Permutation Testing
The two examples below both use a CLIP encoding model evaluated on PPA and FFA voxels, but test different hypotheses and therefore permute different things. See the permutation testing guide for the full step-by-step method.
Example 1
Is encoding performance above chance?
python
import numpy as np
from scipy.stats import pearsonr
from laion_fmri.subject import load_subject
sub = load_subject("sub-03")
# Load betas for PPA and FFA voxels (check sub.get_available_rois() for exact names)
betas_ppa = sub.get_betas(session="ses-01", roi="PPA") # (n_images, n_ppa)
betas_ffa = sub.get_betas(session="ses-01", roi="FFA") # (n_images, n_ffa)
betas = np.concatenate([betas_ppa, betas_ffa], axis=1) # (n_images, n_voxels)
# model_predictions: your encoding model's predicted responses
# shape (n_images, n_voxels), same image ordering as betas
def mean_pearson_r(pred, resp):
return np.mean([pearsonr(pred[:, v], resp[:, v])[0]
for v in range(resp.shape[1])])
# Step 1: Observed test statistic
t_obs = mean_pearson_r(model_predictions, betas)
# Steps 2-3: Permute image indices in model predictions -> null distribution
# This breaks the correspondence between which image the model is
# predicting and which brain response it is compared against.
rng = np.random.default_rng(seed=0)
t_perm = np.array([
mean_pearson_r(model_predictions[rng.permutation(len(betas))], betas)
for _ in range(1000)
])
# Step 4: One-sided p-value
p = (1 + np.sum(t_perm >= t_obs)) / (1 + len(t_perm))
print(f"Observed mean r = {t_obs:.4f}, p = {p:.4f}")Permutes image indices in the model predictions. This breaks the model's correspondence with any specific image's brain response, generating a one-sided null distribution.
Example 2
Is encoding performance higher in PPA than FFA?
python
import numpy as np
from scipy.stats import pearsonr
from laion_fmri.subject import load_subject
sub = load_subject("sub-03")
betas_ppa = sub.get_betas(session="ses-01", roi="PPA") # (n_images, n_ppa)
betas_ffa = sub.get_betas(session="ses-01", roi="FFA") # (n_images, n_ffa)
n_ppa, n_ffa = betas_ppa.shape[1], betas_ffa.shape[1]
betas_all = np.concatenate([betas_ppa, betas_ffa], axis=1)

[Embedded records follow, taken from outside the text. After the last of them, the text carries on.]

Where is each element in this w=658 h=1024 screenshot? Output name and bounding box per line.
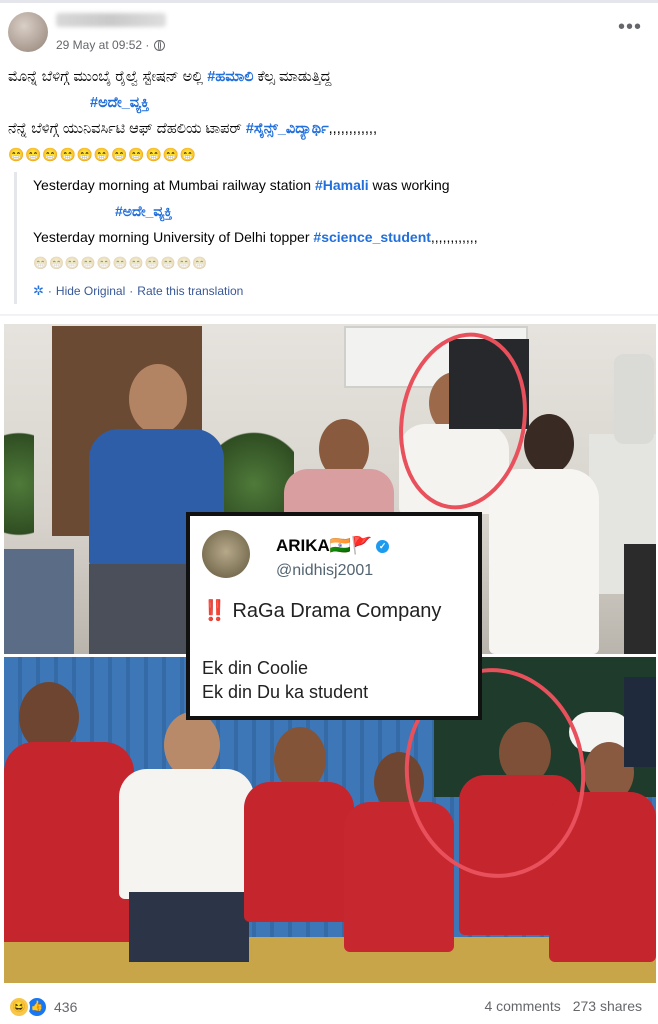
- author-name-blurred[interactable]: [56, 13, 166, 27]
- shares-count-link[interactable]: 273 shares: [573, 998, 642, 1014]
- embedded-tweet: ARIKA🇮🇳🚩 ✓ @nidhisj2001 ‼️ RaGa Drama Com…: [186, 512, 482, 720]
- tweet-body: Ek din Coolie Ek din Du ka student: [202, 658, 369, 702]
- tweet-avatar: [202, 530, 250, 578]
- haha-reaction-icon: 😆: [8, 996, 30, 1018]
- translation-line-2: #ಅದೇ_ವ್ಯಕ್ತಿ: [33, 198, 658, 224]
- gear-icon: ✲: [33, 283, 44, 298]
- hashtag-link[interactable]: #Hamali: [315, 177, 369, 193]
- reactions-summary[interactable]: 😆 👍 436: [8, 996, 77, 1018]
- comments-count-link[interactable]: 4 comments: [484, 998, 560, 1014]
- more-options-button[interactable]: •••: [618, 17, 642, 37]
- top-border: [0, 0, 658, 3]
- translation-block: Yesterday morning at Mumbai railway stat…: [14, 172, 658, 304]
- hashtag-link[interactable]: #ಹಮಾಲಿ: [207, 69, 253, 85]
- translation-emoji-line: 😁😁😁😁😁😁😁😁😁😁😁: [33, 256, 209, 270]
- hashtag-link[interactable]: #ಸೈನ್ಸ್_ವಿದ್ಯಾರ್ಥಿ: [246, 121, 329, 137]
- post-line-3: ನೆನ್ನೆ ಬೆಳಿಗ್ಗೆ ಯುನಿವರ್ಸಿಟಿ ಆಫ್ ದೆಹಲಿಯ ಟ…: [8, 121, 377, 137]
- reaction-count: 436: [54, 999, 78, 1015]
- post-text: ಮೊನ್ನೆ ಬೆಳಿಗ್ಗೆ ಮುಂಬೈ ರೈಲ್ವೆ ಸ್ಟೇಷನ್ ಅಲ್…: [8, 64, 648, 168]
- hashtag-link[interactable]: #science_student: [313, 229, 431, 245]
- translation-line-3: Yesterday morning University of Delhi to…: [33, 229, 478, 245]
- double-exclamation-icon: ‼️: [202, 600, 227, 622]
- hide-original-link[interactable]: Hide Original: [56, 278, 125, 304]
- tweet-handle: @nidhisj2001: [276, 562, 374, 579]
- separator-dot: ·: [129, 284, 134, 298]
- tweet-headline: ‼️ RaGa Drama Company: [202, 600, 442, 622]
- author-avatar[interactable]: [8, 12, 48, 52]
- separator-dot: ·: [47, 284, 52, 298]
- translation-links: ✲ · Hide Original · Rate this translatio…: [33, 278, 658, 304]
- post-meta: 29 May at 09:52 ·: [56, 38, 166, 52]
- hashtag-link[interactable]: #ಅದೇ_ವ್ಯಕ್ತಿ: [90, 95, 149, 111]
- engagement-counts: 4 comments 273 shares: [484, 998, 642, 1014]
- post-line-1: ಮೊನ್ನೆ ಬೆಳಿಗ್ಗೆ ಮುಂಬೈ ರೈಲ್ವೆ ಸ್ಟೇಷನ್ ಅಲ್…: [8, 69, 332, 85]
- post-timestamp[interactable]: 29 May at 09:52 ·: [56, 38, 149, 52]
- content-divider: [0, 314, 658, 316]
- rate-translation-link[interactable]: Rate this translation: [137, 278, 243, 304]
- tweet-author-name: ARIKA🇮🇳🚩 ✓: [276, 536, 390, 556]
- verified-badge-icon: ✓: [376, 540, 390, 554]
- globe-icon: [154, 39, 166, 51]
- translation-line-1: Yesterday morning at Mumbai railway stat…: [33, 177, 450, 193]
- hashtag-link[interactable]: #ಅದೇ_ವ್ಯಕ್ತಿ: [115, 203, 172, 219]
- post-line-2: #ಅದೇ_ವ್ಯಕ್ತಿ: [8, 90, 648, 116]
- post-emoji-line: 😁😁😁😁😁😁😁😁😁😁😁: [8, 147, 198, 162]
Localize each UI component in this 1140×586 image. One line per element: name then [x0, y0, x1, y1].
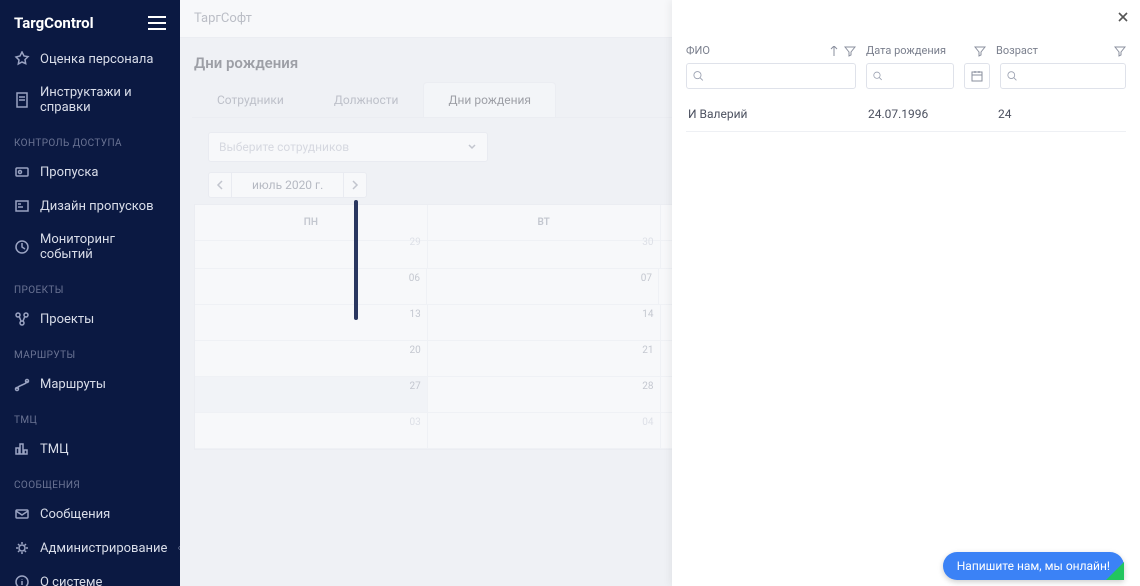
sidebar-item-briefings[interactable]: Инструктажи и справки: [0, 76, 180, 124]
tmc-icon: [14, 441, 30, 457]
sidebar-item-label: Пропуска: [40, 165, 98, 180]
col-dob-label: Дата рождения: [866, 44, 946, 57]
nav-section-title: МАРШРУТЫ: [0, 336, 180, 367]
calendar-cell[interactable]: 28: [428, 377, 661, 413]
tab-employees[interactable]: Сотрудники: [192, 82, 309, 117]
filter-icon[interactable]: [1114, 45, 1126, 57]
calendar-cell[interactable]: 29: [195, 233, 428, 269]
date-picker-button[interactable]: [964, 63, 990, 89]
search-icon: [693, 70, 704, 82]
sidebar-item-label: Сообщения: [40, 507, 110, 522]
day-number: 03: [410, 417, 421, 428]
sidebar-item-label: О системе: [40, 575, 102, 586]
side-panel: ФИО Дата рождения Возраст: [672, 0, 1140, 586]
cell-dob: 24.07.1996: [868, 107, 988, 121]
day-number: 13: [410, 309, 421, 320]
sidebar-item-tmc[interactable]: ТМЦ: [0, 432, 180, 466]
sidebar-item-staff-eval[interactable]: Оценка персонала: [0, 42, 180, 76]
prev-month-button[interactable]: [208, 172, 232, 198]
sidebar-item-routes[interactable]: Маршруты: [0, 367, 180, 401]
sidebar-item-label: Дизайн пропусков: [40, 199, 154, 214]
menu-toggle-icon[interactable]: [148, 16, 166, 30]
nav-section-title: ПРОЕКТЫ: [0, 271, 180, 302]
messages-icon: [14, 506, 30, 522]
calendar-cell[interactable]: 27: [195, 377, 428, 413]
sidebar-item-label: Маршруты: [40, 377, 106, 392]
employee-select[interactable]: Выберите сотрудников: [208, 132, 488, 162]
day-number: 30: [642, 237, 653, 248]
month-label: июль 2020 г.: [232, 172, 343, 198]
day-number: 28: [642, 381, 653, 392]
day-number: 06: [409, 273, 420, 284]
about-icon: [14, 574, 30, 586]
monitoring-icon: [14, 239, 30, 255]
day-number: 04: [642, 417, 653, 428]
cell-fio: И Валерий: [688, 107, 858, 121]
sidebar-item-pass-design[interactable]: Дизайн пропусков: [0, 189, 180, 223]
table-row[interactable]: И Валерий 24.07.1996 24: [686, 97, 1126, 132]
filter-icon[interactable]: [974, 45, 986, 57]
day-number: 07: [641, 273, 652, 284]
nav-section-title: КОНТРОЛЬ ДОСТУПА: [0, 124, 180, 155]
passes-icon: [14, 164, 30, 180]
calendar-cell[interactable]: 06: [195, 269, 427, 305]
sidebar-item-projects[interactable]: Проекты: [0, 302, 180, 336]
chat-label: Напишите нам, мы онлайн!: [957, 559, 1110, 573]
briefings-icon: [14, 92, 30, 108]
staff-eval-icon: [14, 51, 30, 67]
next-month-button[interactable]: [343, 172, 367, 198]
sidebar-item-label: Мониторинг событий: [40, 232, 166, 262]
routes-icon: [14, 376, 30, 392]
day-number: 27: [410, 381, 421, 392]
sidebar-item-admin[interactable]: Администрирование‹: [0, 531, 180, 565]
calendar-cell[interactable]: 07: [427, 269, 659, 305]
employee-select-placeholder: Выберите сотрудников: [219, 140, 349, 154]
tab-birthdays[interactable]: Дни рождения: [423, 82, 556, 117]
calendar-icon: [971, 70, 983, 82]
sidebar-item-monitoring[interactable]: Мониторинг событий: [0, 223, 180, 271]
calendar-cell[interactable]: 30: [428, 233, 661, 269]
search-dob-input[interactable]: [866, 63, 954, 89]
calendar-cell[interactable]: 21: [428, 341, 661, 377]
sidebar-item-label: Инструктажи и справки: [40, 85, 166, 115]
pass-design-icon: [14, 198, 30, 214]
day-number: 14: [642, 309, 653, 320]
calendar-cell[interactable]: 20: [195, 341, 428, 377]
search-fio-input[interactable]: [686, 63, 856, 89]
cell-age: 24: [998, 107, 1124, 121]
sidebar-item-passes[interactable]: Пропуска: [0, 155, 180, 189]
day-number: 29: [410, 237, 421, 248]
nav-section-title: ТМЦ: [0, 401, 180, 432]
day-number: 20: [410, 345, 421, 356]
nav-section-title: СООБЩЕНИЯ: [0, 466, 180, 497]
search-age-input[interactable]: [1000, 63, 1126, 89]
sidebar-item-messages[interactable]: Сообщения: [0, 497, 180, 531]
sidebar: TargControl Оценка персонала Инструктажи …: [0, 0, 180, 586]
projects-icon: [14, 311, 30, 327]
chat-widget[interactable]: Напишите нам, мы онлайн!: [943, 552, 1124, 580]
sidebar-item-label: Оценка персонала: [40, 52, 153, 67]
sidebar-item-label: Администрирование: [40, 541, 167, 556]
sidebar-item-label: Проекты: [40, 312, 94, 327]
chevron-down-icon: [467, 142, 477, 152]
sidebar-scrollbar[interactable]: [354, 200, 358, 320]
sidebar-item-label: ТМЦ: [40, 442, 69, 457]
calendar-cell[interactable]: 03: [195, 413, 428, 449]
logo: TargControl: [14, 14, 94, 32]
search-icon: [1007, 70, 1017, 82]
calendar-cell[interactable]: 04: [428, 413, 661, 449]
calendar-cell[interactable]: 13: [195, 305, 428, 341]
admin-icon: [14, 540, 30, 556]
tab-positions[interactable]: Должности: [309, 82, 424, 117]
calendar-cell[interactable]: 14: [428, 305, 661, 341]
close-icon[interactable]: [1116, 10, 1130, 24]
sidebar-item-about[interactable]: О системе: [0, 565, 180, 586]
sort-icon[interactable]: [830, 46, 838, 56]
col-fio-label: ФИО: [686, 44, 710, 57]
day-number: 21: [642, 345, 653, 356]
filter-icon[interactable]: [844, 45, 856, 57]
chat-corner-decoration: [1106, 562, 1124, 580]
search-icon: [873, 70, 882, 82]
col-age-label: Возраст: [996, 44, 1038, 57]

# model_preds_all: predictions for all PPA+FFA voxels, shape (n_images, n_ppa+n_ffa)
# Compute per-voxel Pearson r once (image labels and betas stay fixed throughout)
r_all = np.array([pearsonr(model_preds_all[:, v], betas_all[:, v])[0]
for v in range(betas_all.shape[1])])
# ROI membership: 0 = PPA, 1 = FFA
roi_labels = np.array([0] * n_ppa + [1] * n_ffa)
# Step 1: Observed test statistic (mean r in PPA minus mean r in FFA)
t_obs = r_all[roi_labels == 0].mean() - r_all[roi_labels == 1].mean()
# Steps 2-3: Permute ROI labels across voxels -> null distribution
# Image labels and beta values are NOT touched. Only the assignment of
# voxels to PPA vs FFA is shuffled, breaking any regional difference.
rng = np.random.default_rng(seed=0)
t_perm = []
for _ in range(1000):
shuffled = rng.permutation(roi_labels)
t_perm.append(r_all[shuffled == 0].mean() - r_all[shuffled == 1].mean())
t_perm = np.array(t_perm)
# Step 4: Two-sided p-value
p = (1 + np.sum(np.abs(t_perm) >= np.abs(t_obs))) / (1 + len(t_perm))
print(f"Observed r-diff (PPA - FFA) = {t_obs:.4f}, p = {p:.4f}")Per-voxel r values are computed once from the real data. Only the ROI labels (PPA vs FFA) are shuffled, breaking any regional difference while leaving image-to-response correspondence intact. Two-sided test.